15.11.2007

Croissance 2007: fourchette de crédibilité

La Banque de France vient d'actualiser ses prévisions de croissance à 1,9% pour 2007.
Rappelons que l'OCDE et la majorité des conjoncturistes privés s'accordent sur une progression de 1,8%.
Rappelons enfin que le gouvernement maintient une hypothèse de croissance comprise entre 2 et 2,25.

A partir de ces trois données, deux éléments d'appréciation:

1) En-dessous de 2% de croissance, le gouvernement enregistrerait l'échec de son "choc fiscal de confiance".

2) Les cours du pétrole ainsi que la parité euro/dollar s'étant stabilisés, la durée des grèves devient un paramètre important pour la crédibilité du gouvernement puisque le niveau du taux de croissance se joue à quelques dixièmes de point.

La fouchette de crédibilité s'établit ainsi à ce jour:

- 1,9% de croissance: échec léger.

- 1,8 % de croissance: échec sérieux.

- 1,7% de croissance: échec grave.

- 2% de croissance et plus : succès du gouvernement compte tenu des contraintes extérieures (pétroles, matières premières, parités monétaires) sur lesquelles il n'a aucune prise.

05.09.2007

Croissance: volontarisme et réalités

Alors que le gouvernement maintient son objectif de croissance à 2,25 % pour 2007, l'OCDE révise ses prévisions à la baisse, de 2,2 à 1,8 %.
Tout repose maintenant sur le comportement des ménages au regard des allègements fiscaux décidés cet été.

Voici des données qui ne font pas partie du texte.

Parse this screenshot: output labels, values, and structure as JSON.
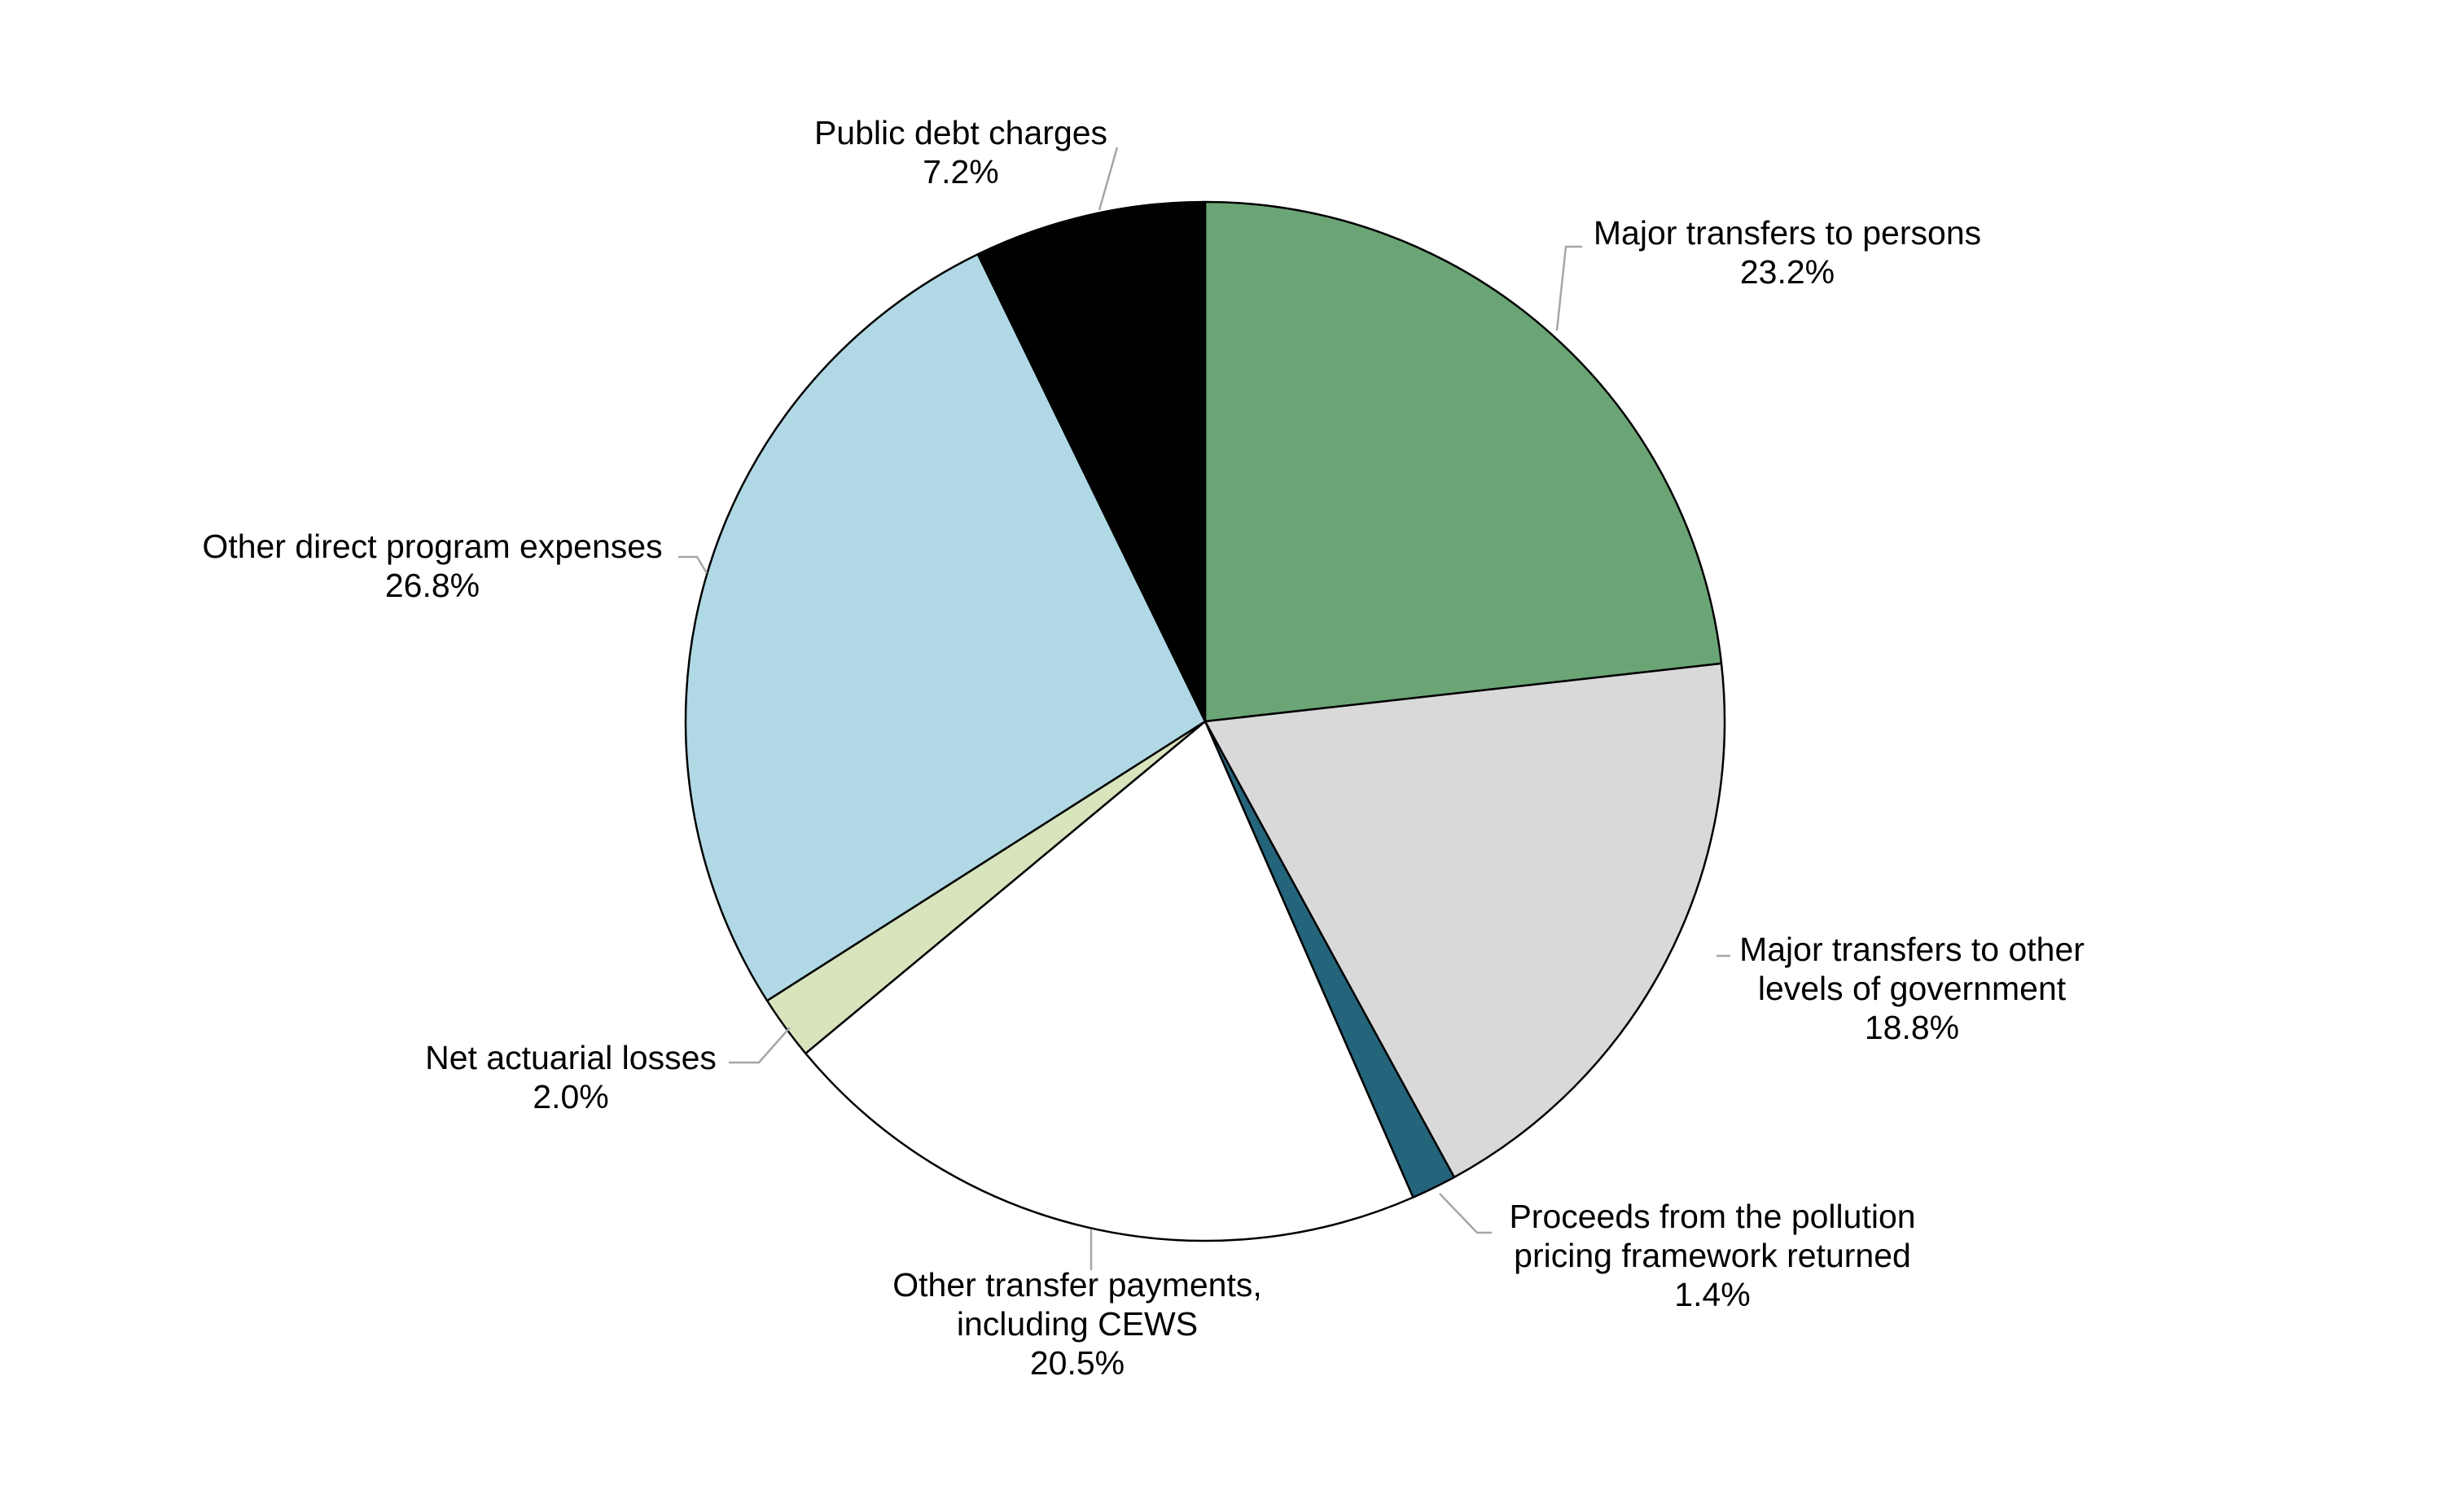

Si l'amélioration du pouvoir d'achat se maintient à + 3,2 %, les ménages ont le choix entre consommer et épargner.
Le choix de la consommation justifierait la relance keynésienne et démentirait, peut-être, les prévisions de l'OCDE. Pour qu'il en soit ainsi, il faudrait que la consommation progresse d'au moins 0,9% aux troisième et quatrième trimestres.
Le choix de l'épargne marquerait l'échec, pour 2007, du "choc de confiance" recherché par le président de la République. Toute hausse du taux d'épargne exprime en effet une crainte de l'avenir, ce qui est le contraire de la confiance. Le taux d'épargne remonte actuellement vers 16,5%, niveau inégalé depuis 2002.
Dans l'immédiat, les nouvelles prévisions de l'OCDE amplifient le décrochage ( 0,7% jusqu'à présent) de la croissance française par rapport à la moyenne européenne.